Grayson Perry in his book, “The descent of man,” wrote; “For many males, being masculine, acting in a manly way, is as unquestionably a biological part of them as their penis and testicles and deep voice. But masculinity is mainly a set of habits, traditions, and beliefs historically associated with being a man. Our bodies take tens of millennia to evolve even slightly, but behaviors seen as masculine can be as transient as a teenage fad, a coal mine or a forgotten deity. We need to shift away from seeing masculinity as a closed set of behaviors and from seeing change as threatening, unnatural and feminizing. In their drive for domination, men may have neglected to prioritize vital aspects of being wholly human, particularly issues around mental health.” I totally agree with Perry
The average Nigerian Family places different expectations on their children based on gender, male children wash the cars while the females’ cook, no one does the other. Boys are taught to change bulbs, change tires and fix small electrical faults around the house while the females clean and wash clothes, these boys often grow up to see cooking as a woman’s job and vice versa. The world will be a much better place if more women knew how to change their own light bulbs.
Once I saw on Instagram a picture of a man carrying his child on his back, when I went to the comment section there was so much praise about how he was such a good and loving father I couldn’t help but laugh; shouldn’t a man be able to carry and take care of his own child?

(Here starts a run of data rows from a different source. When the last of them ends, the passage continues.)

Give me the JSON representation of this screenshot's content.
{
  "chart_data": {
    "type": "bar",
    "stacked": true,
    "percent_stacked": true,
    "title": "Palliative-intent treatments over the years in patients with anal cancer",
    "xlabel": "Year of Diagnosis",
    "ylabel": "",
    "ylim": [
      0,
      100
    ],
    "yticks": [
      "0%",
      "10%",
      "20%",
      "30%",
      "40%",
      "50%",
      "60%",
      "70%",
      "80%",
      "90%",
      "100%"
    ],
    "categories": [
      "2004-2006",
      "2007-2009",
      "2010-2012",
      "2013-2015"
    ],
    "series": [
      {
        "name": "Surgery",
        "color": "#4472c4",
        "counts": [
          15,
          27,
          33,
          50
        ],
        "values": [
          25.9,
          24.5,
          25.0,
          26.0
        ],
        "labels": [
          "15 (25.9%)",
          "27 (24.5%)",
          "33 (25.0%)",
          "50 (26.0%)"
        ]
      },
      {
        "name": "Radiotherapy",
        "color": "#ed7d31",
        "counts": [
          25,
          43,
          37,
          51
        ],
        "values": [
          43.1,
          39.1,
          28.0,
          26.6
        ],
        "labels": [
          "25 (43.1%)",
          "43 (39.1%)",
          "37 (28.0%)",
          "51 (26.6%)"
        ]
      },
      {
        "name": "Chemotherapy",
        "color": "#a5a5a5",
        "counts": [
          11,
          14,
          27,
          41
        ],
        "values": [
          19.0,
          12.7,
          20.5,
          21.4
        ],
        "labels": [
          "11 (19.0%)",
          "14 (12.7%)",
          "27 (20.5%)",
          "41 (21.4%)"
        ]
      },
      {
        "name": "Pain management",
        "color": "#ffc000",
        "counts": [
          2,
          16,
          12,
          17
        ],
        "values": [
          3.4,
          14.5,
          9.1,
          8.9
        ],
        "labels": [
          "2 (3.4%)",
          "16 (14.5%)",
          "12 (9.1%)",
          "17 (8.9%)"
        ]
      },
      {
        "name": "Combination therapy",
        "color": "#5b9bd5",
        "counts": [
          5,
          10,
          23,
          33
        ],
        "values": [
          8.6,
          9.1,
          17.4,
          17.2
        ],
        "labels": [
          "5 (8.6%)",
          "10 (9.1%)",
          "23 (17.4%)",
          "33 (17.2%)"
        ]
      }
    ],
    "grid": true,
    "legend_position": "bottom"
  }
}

This is what the society has made men believe, that men who show emotion are weak men, making men constantly strive to be “strong,” they hide their feelings behind the facade of “manliness,” and slowly, even the most basic instinct of human beings is lost on them.
Religion also has a major part to play, especially in African countries like Nigeria many religions portray women as the weaker vessels, putting them beneath their male counterparts especially in the area of marriage where the man is expected to be the sole provider, so these men want to make all the money they can before they get married.
In Nigeria, cyber fraud is at a rise and it is a known fact that a very large percentage of its culprits are male, coupled with the fact that the Nigerian economic situation is very discouraging, I believe another reason for this is because of the pressure on young men to make money, to “hammer,” to “hustle ooo” because they believe that their worth as men is directly dependent on the amount of money they have and are willing to spend, so these men want to make money as fast as they can.
During my personal survey on this topic, a friend of mine said; “ I think toxic masculinity is just not a good thing. There’s this funny experience I had, it was raining that day, so I had to use an umbrella, when I got to class a girl said “nawaoo why boys go dey use umbrella sef.” I couldn’t believe that a person could think this way let alone say it out loud, I feel like this toxic masculinity thing is shown more by Africans/Nigerians. For example, even if you see a good old friend of yours you wouldn’t want to hug him because you are both men. It is toxic because you have to suppress your emotions like you aren’t human and not allowed to feel emotions, because you are a man then you have to be macho and tough.”
There is more to being male than being “manly” and “masculine,” who defines the boundaries? Who decides when a man is soft or hard, weak or strong? We are human first before we are anything and we owe it to each other to allow ourselves some breathing space, give room for people to comfortable in their own skins, to express their emotions in the language known to their own bodies. For as long as we keep inculcating these ideologies , we will keep raising men who hide under false thick skins.